About six months ago, a new container network interface (CNI) was released to the world, this one coming out of VMware called Antrea. I had heard positive things about this new CNI and although I thought "great, yet another CNI", I decided to dive in, take a look, and see why the community needed a new one. It turns out that we do, so in this article I'm going to discuss a little of why Antrea is particularly valuable (and needed), show the installation of Antrea with some non-default configured options, and look at monitoring. But I'm going to put a slight spin on it in that this will assume an air gapped installation with Windows-centric monitoring in mind.

Antrea is a new CNI the goal of which is to run anywhere, offer extremely high performance, and offer a rich set of Kubernetes networking features. It is based on the Open vSwitch project (OVS) which has been around for about a decade and has massive support and development contribution from the community. Antrea is unique in this regard. So why was OVS a good choice and what can it bring to the Kubernetes table? As mentioned, it has been around for about a decade and is widely used in production. Since about kernel v3.3, it is included by default in most Linux distributions and can be found even in some of the newer, cloud-specific distros like AWS' Bottlerocket and others. It supports high-performance packet IO and is easy to offload to hardware and also has support for DPDK and other APIs that aim to increase processing speeds. As such, it's commonly seen in telco environments where extremely high throughput and low latency are needed. And, lastly, OVS is portable since it's software. It provides the same data plane for Linux and Windows, which means that the implementation is largely common (minus some plumbing) across those two platforms.

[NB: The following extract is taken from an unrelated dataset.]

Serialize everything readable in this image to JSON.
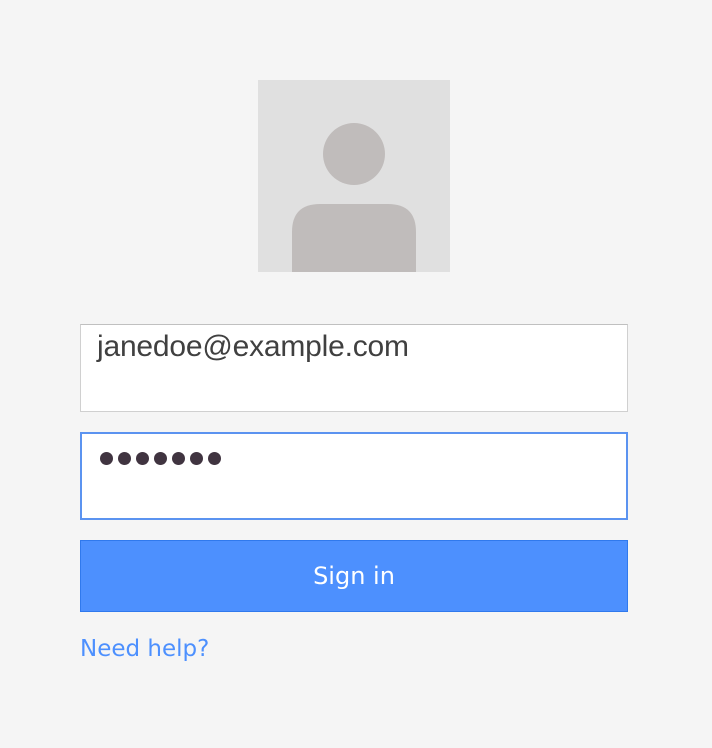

With that said, why do we need Antrea and what can we expect? Antrea is another option to more common CNIs like Calico and Flannel. Antrea offers overlay-based networking, IPsec encryption for node-to-node traffic, support for Kubernetes NetworkPolicy objects, and in time will even serve as an underlying implementer of ClusterIP services so that kube-proxy is no longer needed. But the "why" is more interesting: Antrea doesn't rely on Linux networking primitives because it uses OVS. And, as mentioned, OVS supports Windows, which means Windows is a first-class citizen in a time when most other CNIs either have no or experimental support for it. In time, as Windows in Kubernetes matures, this will be significant. Again, owing to the fact OVS is used, it can be that ubiquitous CNI running anywhere: public cloud, vSphere, bare metal, DIY, whatever. It also supports deep introspection into the networking fabric using multiple tools and techniques. And, lastly, it uses native Kubernetes design principles and so closely follows those development paradigms. Hopefully in the future, we can see BGP peering support, ClusterIP, and some other nice functionality make it in.

With that, let's get into it and stand it up in a simple Kubernetes cluster provisioned by kubeadm. In my lab, I dusted off some Ubuntu 16.04 VMs that are fairly simply configured having only Docker, swap off configured in /etc/fstab, my public key added to authorized_keys, and my custom root CA added to /etc/docker/certs.d/ so I can push/pull images from my Harbor registry. Unlike most guides that assume every system has wide-open access to the Internet, I'm doing things a little differently and will show an air gapped install.

So, first things first: Clone (or otherwise build) those Kubernetes nodes. I've done two.

Antrea Kubernetes nodes prepared

Once those are up and online, we need to ensure the Kubernetes images are present in our registry. As of this writing, the most current release is Kubernetes 1.18.4, and so since I'll be doing a simple kubeadm deploy, these are the images that will be needed.

1kube-proxy:v1.18.4
2kube-scheduler:v1.18.4
3kube-apiserver:v1.18.4
4kube-controller-manager:v1.18.4
5pause:3.2
6coredns:1.6.7
7etcd:3.4.3-0

Of course, you're welcome to pull and push them manually from a jump host, or you can use a very quick-and-dirty script I wrote here to get it done quickly. I use Harbor locally, so that's where I pushed them.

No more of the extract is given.